The New York Times just featured the plight of Carole Hinder, owner of Mrs. Lady’s Mexican Food in Spirit Lake, Iowa:
For almost 40 years, Carole Hinders has dished out Mexican specialties at her modest cash-only restaurant. For just as long, she deposited the earnings at a small bank branch a block away — until last year, when two tax agents knocked on her door and informed her that they had seized her checking account, almost $33,000.
The Internal Revenue Service agents did not accuse Ms. Hinders of money laundering or cheating on her taxes — in fact, she has not been charged with any crime. Instead, the money was seized solely because she had deposited less than $10,000 at a time, which they viewed as an attempt to avoid triggering a required government report.
“How can this happen?” Ms.
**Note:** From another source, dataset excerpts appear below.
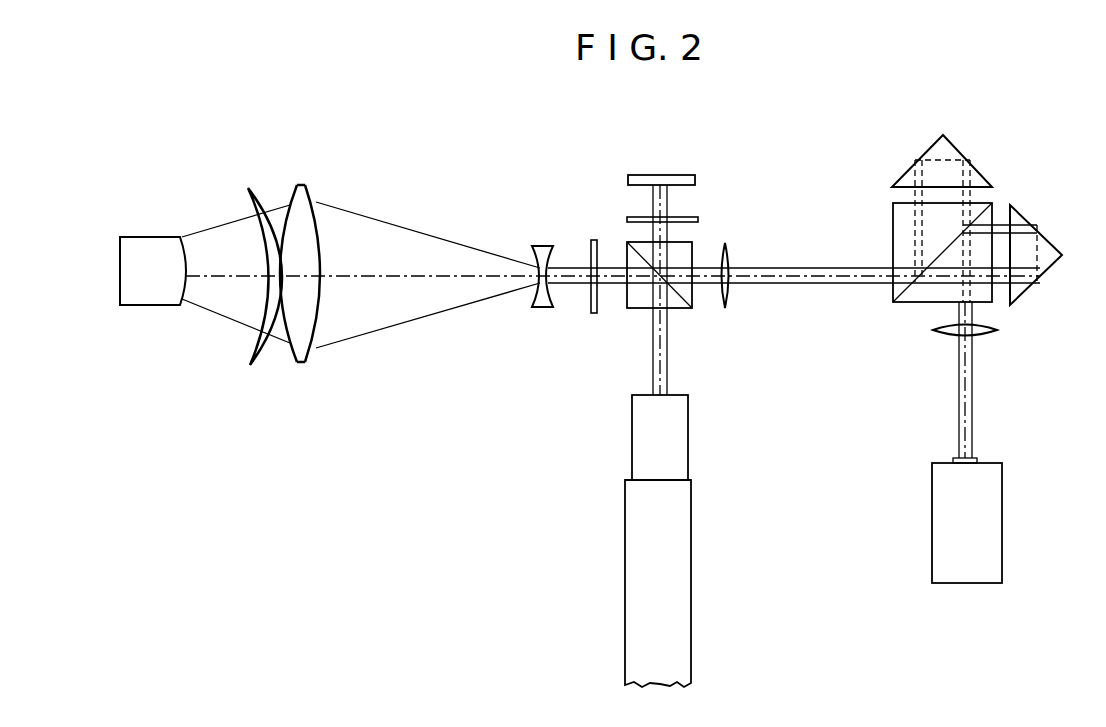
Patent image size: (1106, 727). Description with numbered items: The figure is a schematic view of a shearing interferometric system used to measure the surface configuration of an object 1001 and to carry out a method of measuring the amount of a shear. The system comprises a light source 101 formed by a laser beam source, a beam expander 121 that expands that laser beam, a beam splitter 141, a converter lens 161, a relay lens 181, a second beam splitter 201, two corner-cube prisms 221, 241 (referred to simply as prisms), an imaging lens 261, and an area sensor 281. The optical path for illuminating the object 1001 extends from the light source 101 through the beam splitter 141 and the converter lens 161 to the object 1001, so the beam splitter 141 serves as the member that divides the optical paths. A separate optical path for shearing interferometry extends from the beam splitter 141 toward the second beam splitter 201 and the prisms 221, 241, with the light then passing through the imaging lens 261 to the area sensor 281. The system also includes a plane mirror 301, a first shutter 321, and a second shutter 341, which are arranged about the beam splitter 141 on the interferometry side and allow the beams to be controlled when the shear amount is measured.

The object 1001 is at (159, 300).
The converter lens 161 is at (558, 173).
The first shutter 321 is at (593, 316).
The beam splitter 141 is at (676, 306).
The plane mirror 301 is at (683, 179).
The second shutter 341 is at (690, 218).
The relay lens 181 is at (730, 258).
The beam expander 121 is at (680, 431).
The light source 101 is at (683, 606).
The beam splitter 201 is at (917, 297).
The corner-cube prism 241 is at (950, 149).
The corner-cube prism 221 is at (1049, 258).
The imaging lens 261 is at (985, 331).
The area sensor 281 is at (995, 497).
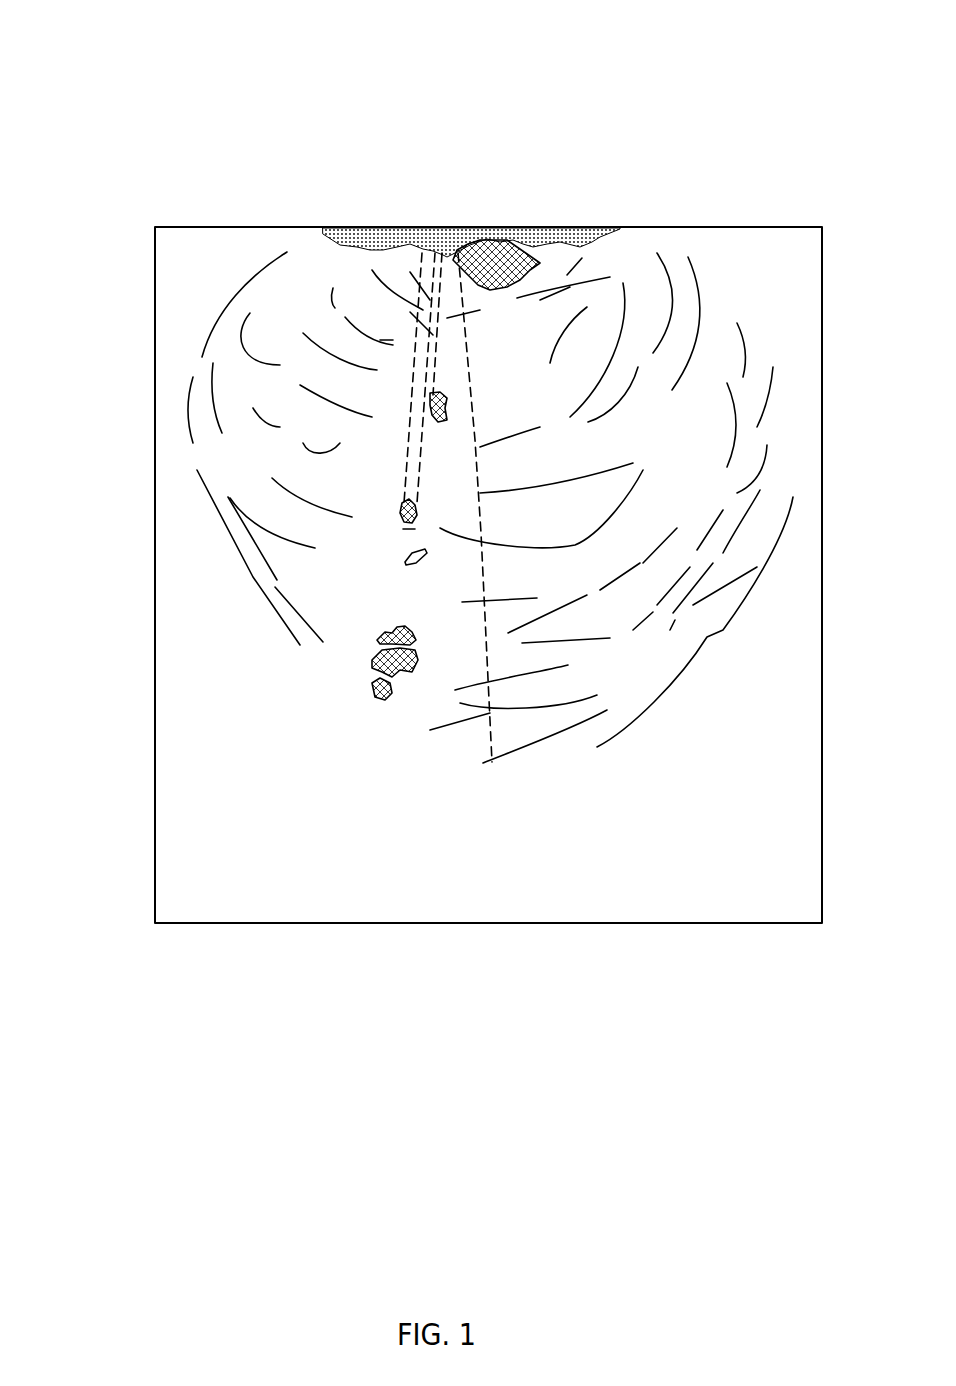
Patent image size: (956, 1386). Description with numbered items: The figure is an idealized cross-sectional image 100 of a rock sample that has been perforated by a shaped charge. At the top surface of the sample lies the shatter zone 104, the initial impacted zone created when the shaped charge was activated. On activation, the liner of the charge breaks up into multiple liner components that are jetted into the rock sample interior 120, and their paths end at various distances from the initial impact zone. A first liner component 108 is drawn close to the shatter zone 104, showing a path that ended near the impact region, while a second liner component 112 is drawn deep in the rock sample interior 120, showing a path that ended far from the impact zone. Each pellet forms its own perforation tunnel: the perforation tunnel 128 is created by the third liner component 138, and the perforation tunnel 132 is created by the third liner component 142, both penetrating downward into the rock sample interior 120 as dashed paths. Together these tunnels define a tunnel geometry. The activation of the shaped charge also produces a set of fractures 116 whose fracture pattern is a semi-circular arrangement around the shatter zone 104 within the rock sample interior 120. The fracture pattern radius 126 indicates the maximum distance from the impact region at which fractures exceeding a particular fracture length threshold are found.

The cross-sectional image 100 is at (752, 124).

Hinders said in a recent interview. “Who takes your money before they prove that you’ve done anything wrong with it?”
The federal government does.
Using civil forfeiture, law enforcement agencies can take cash, cars and other property without so much as charging the property owner with a crime. Shockingly, the agencies that seize the money can use the proceeds of forfeiture to pad their own budgets. For several years, the government has used civil forfeiture to treat legitimate small businesses like criminals just because they make frequent cash deposits.
“Civil forfeiture is one of the most serious assaults on property rights in America today,” said IJ Attorney Larry Salzman. “The government should not take property from innocent people.”
Now that Hinder’s plight has hit the front page of the New York Times, the IRS is back-tracking:
On Thursday, in response to questions from The New York Times, the I.R.S. announced that it would curtail the practice, focusing instead on cases where the money is believed to have been acquired illegally or seizure is deemed justified by “exceptional circumstances.”
Richard Weber, the chief of Criminal Investigation at the I.R.S., said in a written statement, “This policy update will ensure that C.I. continues to focus our limited investigative resources on identifying and investigating violations within our jurisdiction that closely align with C.I.'s mission and key priorities.”…
The I.R.S. is one of several federal agencies that pursue such cases and then refer them to the Justice Department. The Justice Department does not track the total number of cases pursued, the amount of money seized or how many of the cases were related to other crimes, said Peter Carr, a spokesman.
But the Institute for Justice, a Washington-based public interest law firm that is seeking to reform civil forfeiture practices, analyzed structuring data from the I.R.S., which made 639 seizures in 2012, up from 114 in 2005. Only one in five was prosecuted as a criminal structuring case.
The practice has swept up dairy farmers in Maryland, an Army sergeant in Virginia saving for his children’s college education and Ms. Hinders, 67, who has borrowed money, strained her credit cards and taken out a second mortgage to keep her restaurant going. …
According to IJ, 80 percent of assets seized by the federal government were from citizens who were never even charged with a crime. IJ also aptly calls this practice “state-sanctioned theft.”
It’s time all federal officials—both elected and appointed—abide by the Fourth Amendment.